Autor: Camilo José Cela
Tradução: Tomaz Ribas
Edição: 1990
Páginas: 76
“Não um modelo para imitar mas para ouvir; um modelo perante o qual apenas se pode dizer: – Vês o que faz? Pois faz o contrário do que devia.”
O quanto as condições do ambiente em que você vive interferem diretamente naquilo que você faz? Esta parece ser a principal pergunta que muitos escritores tentam desvendar. Um dos períodos mais profícuos na investigação desta relação foi o naturalismo cujo objetivo, pelo menos um deles, era, de alguma maneira, escavar nas condições sociais dos sujeitos o resultado direto de suas práticas. No século XX, estas perspectivas se atualizaram, retirando um pouco do caráter determinista, ganhando novos contornos mais contemporâneos, tendo como um dos seus mais célebres representantes o autor Camilo José Cela, prêmio Nobel de 1989.
A Família de Pascual Duarte, de Camilo José Cela, conta a história de um pobre camponês da região de La Coruña que, a partir do horizonte curto de suas perspectivas de vida e, apesar da boa índole e da retidão de caráter, se vê tendo de lidar com seus rompantes de violência e atos intempestivos. A obra, lançada no mesmo ano de O Estrangeiro, de Camus, 1942, deixa-nos sensações de espantos similares ao livro do autor argelino, principalmente naquilo que poderíamos chamar de uma perda de bordas e limites nos gestos descontrolados de suas figuras. O livro é, na verdade, o relato de Pascual Duarte, em carta, poucos dias antes de sua morte, na tentativa de revelar (a si mesmo? A quem?) os possíveis motivos que teriam levado ele a cometer seus atos mais vis e criminosos, alguns deles que atualizam, inclusive, o destino das tragédias gregas como Édipo, Antígona ou Prometeu.
“Vou continuar a minha narrativa; é triste bem o sei, mas muito mais triste, porém, me parecem estas filosofias para as quais meu coração não é feito: o meu coração, esta máquina que fabrica sangue que qualquer punhalada faz derramar.”

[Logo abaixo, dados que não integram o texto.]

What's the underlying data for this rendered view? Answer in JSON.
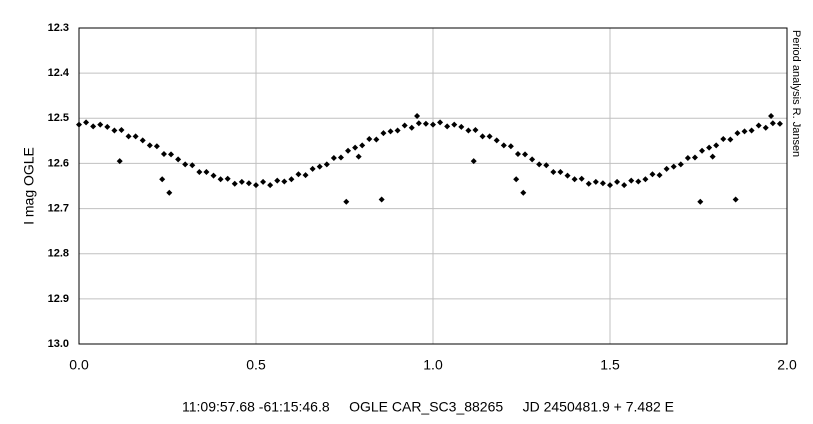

O interessante desta perspectiva é a exploração, de um lado, de uma via quase existencialista, de uma vida que é sentida internamente como livre, mas que se vê entranhada dos ímpetos mais secretos da natureza humana e, de outro, através de uma total incapacidade de se escapar do destino. É que se Pacual parece ter total posse de sua vida, inclusive de seus atos, o que se vê, na prática, é que não sabe, não percebe e não consegue conceber muito bem como é levado até eles, qual seu gatilho que lhe foge ao contrário. A ideia de que uma mola propulsora lhe empurra até aos abismos do seu destino fazem o com que suas escolhas estejam limitadas quase que por uma cegueira, tal como o sol nos olhos de Mersault, de Camus. Assim, a ideia de morte que percorre sua trajetória, principalmente da perda de seus dois filhos, um ainda na barriga da mãe e o outro, Pascualzinho, antes de completar um ano, vai compondo uma estrutura que coloca Pascual face a face com caminhos cada vez mais estreitos, com perspectivas de futuros cada vez mais inescapáveis e, ainda assim, tal como Édipo diante de sua profecia, ir de sempre um passo mais próximo de seus maiores fantasmas.
“O sangue parece ser o adubo da tua vida…”
É particularmente curioso pensar neste desdobramento do naturalismo tradicional na Espanha, com a criação do que se cunhou chamar de “tremendismo” a partir justamente desta obra. Estamos diante, então, de um novo movimento que se fortalece, ainda mais o naturalismo do século XIX pro XX, com uma linguagem cada vez mais crua e uma descrição brutal dos fatos, trazendo a natureza humana e o destino para a ponta da discussão, sem deixar de levar em conta as questões socioculturais e políticas que envolvem os indivíduos. Assim, entre destino e escolha, o caminho parece ser muito mais complexo: a vida, no fim das contas, é uma trama que não conseguimos capturar e, por isso, quase sempre somos tragados e empurrados por ela. Temos escolhas, temos esperanças, mas não sabemos até onde elas podem nos levar.